Tough times for tannery workers
With the ongoing energy crisis and the rising price of commodities, the tannery industry has been gravely affected, and with that, their workers.
Since the wage scale of the workers are determined by the rate of production at the factories, with decreased rates of production, their earnings have significantly decreased.
Mohammad Nazim Uddin (30) is a permanent worker at a tannery in Savar Tannery Industrial Estate. With wages and other benefits, his monthly salary is TK 14,340.
Depending on the rate of production, he can work overtime and earn around Tk 25,000 – 26,000 each month. Last June, he earned Tk 25,000.
However, his earnings went down to Tk 17,000 (including overtime) in July.
Nazim now spends his days in worry as his income decreased at a time when commodity prices are increasing and he probably won't be able to earn more than his baseline salary.
"Generally during this peak season, I used to get so over-ridden with work, but this year, we only have eight hours of duty," he added.
"The factory's production has been down since last July due to the electricity crisis. In this current month, rawhide processing has halted and in the up coming months, all factories will have rawhide processing allotted for four days."

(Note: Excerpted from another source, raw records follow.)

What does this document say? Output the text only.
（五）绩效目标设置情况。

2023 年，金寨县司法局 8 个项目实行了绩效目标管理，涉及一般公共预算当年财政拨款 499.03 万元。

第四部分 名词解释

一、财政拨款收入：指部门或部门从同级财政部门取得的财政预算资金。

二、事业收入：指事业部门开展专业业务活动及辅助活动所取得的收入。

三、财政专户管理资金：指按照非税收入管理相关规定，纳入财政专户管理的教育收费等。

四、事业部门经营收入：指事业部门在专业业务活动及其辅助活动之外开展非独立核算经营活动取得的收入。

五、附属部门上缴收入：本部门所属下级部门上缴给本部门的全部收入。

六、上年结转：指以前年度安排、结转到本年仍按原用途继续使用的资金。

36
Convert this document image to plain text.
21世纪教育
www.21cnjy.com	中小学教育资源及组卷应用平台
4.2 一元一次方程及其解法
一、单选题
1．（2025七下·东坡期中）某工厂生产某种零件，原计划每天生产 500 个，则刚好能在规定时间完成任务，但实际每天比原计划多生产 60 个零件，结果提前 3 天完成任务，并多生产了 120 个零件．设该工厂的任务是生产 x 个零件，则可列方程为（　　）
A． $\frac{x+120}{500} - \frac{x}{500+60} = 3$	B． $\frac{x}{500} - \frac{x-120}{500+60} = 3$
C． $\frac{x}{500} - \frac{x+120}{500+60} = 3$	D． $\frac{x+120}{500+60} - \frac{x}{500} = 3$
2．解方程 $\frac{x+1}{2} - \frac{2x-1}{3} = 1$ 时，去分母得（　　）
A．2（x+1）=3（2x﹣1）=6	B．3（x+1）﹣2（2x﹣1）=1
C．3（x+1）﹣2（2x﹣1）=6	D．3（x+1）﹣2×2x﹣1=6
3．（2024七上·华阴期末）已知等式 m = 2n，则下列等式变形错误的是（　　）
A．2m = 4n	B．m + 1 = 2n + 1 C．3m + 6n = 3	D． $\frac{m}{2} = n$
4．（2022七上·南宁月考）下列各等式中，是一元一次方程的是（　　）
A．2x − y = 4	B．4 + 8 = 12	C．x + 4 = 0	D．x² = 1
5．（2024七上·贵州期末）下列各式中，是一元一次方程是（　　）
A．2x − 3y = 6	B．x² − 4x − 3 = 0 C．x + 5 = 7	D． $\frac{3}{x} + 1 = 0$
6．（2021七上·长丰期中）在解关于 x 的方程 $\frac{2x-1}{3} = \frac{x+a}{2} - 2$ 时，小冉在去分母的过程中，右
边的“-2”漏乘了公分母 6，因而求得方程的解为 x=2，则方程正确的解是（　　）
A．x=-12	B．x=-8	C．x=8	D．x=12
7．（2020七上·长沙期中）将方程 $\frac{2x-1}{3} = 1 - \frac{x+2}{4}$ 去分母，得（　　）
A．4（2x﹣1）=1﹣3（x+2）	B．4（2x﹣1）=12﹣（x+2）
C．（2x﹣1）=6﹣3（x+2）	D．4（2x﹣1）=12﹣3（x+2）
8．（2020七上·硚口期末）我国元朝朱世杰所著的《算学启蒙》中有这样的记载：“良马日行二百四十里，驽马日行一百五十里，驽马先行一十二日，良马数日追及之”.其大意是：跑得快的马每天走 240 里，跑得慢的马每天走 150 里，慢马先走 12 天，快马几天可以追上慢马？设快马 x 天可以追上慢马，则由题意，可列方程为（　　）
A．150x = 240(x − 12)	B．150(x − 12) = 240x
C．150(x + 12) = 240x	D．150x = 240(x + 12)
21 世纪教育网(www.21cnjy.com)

"My rent's increased and now's the time I can't earn beyond my baseline. I need Tk 17,000 monthly to run my four-member family, including rent, my children's education and food. How will I go on?" said Nazim.
Temporary tannery worker Mintu Mia has been working at a tannery for three years now with a monthly salary of TK 9,450. If he's ever absent from work, he gets less than that amount.
Like Nazim, Mintu said, "In June, I earned Tk 12,000 from the factory, and in July, Tk 10,000. This month I won't be able to earn beyond my salary. If things go on like this, my family will starve."
Abdul Malek, Tannery Workers Union secretary, said there are almost 10,000 workers in the Savar Tannery Industrial Estate. Their wages are very low.
"For a long time, we've been demanding to run a rationing system for the tannery workers with the government's permission. But the demand hasn't been met yet. Workers aren't being able to purchase essentials with the amount they get," said Malek.
Contacted, Md Shakawat Ullah, Bangladesh Tanners Association's (BTA) general secretary, said because of Central Effluent Treatment Plant (CETP), factories are currently running on a rationing system.
"Each factory must stop raw hide processing for 3 days every week. The capacity of CETP is 25,000 cubic meters. If all tanneries process rawhide together, liquid waste is produced more than the capacity," he said.
"Also, due to the electrical crisis, we have to keep our factory closed on Sunday each week as per the announcement. We're counting huge financial losses," he added.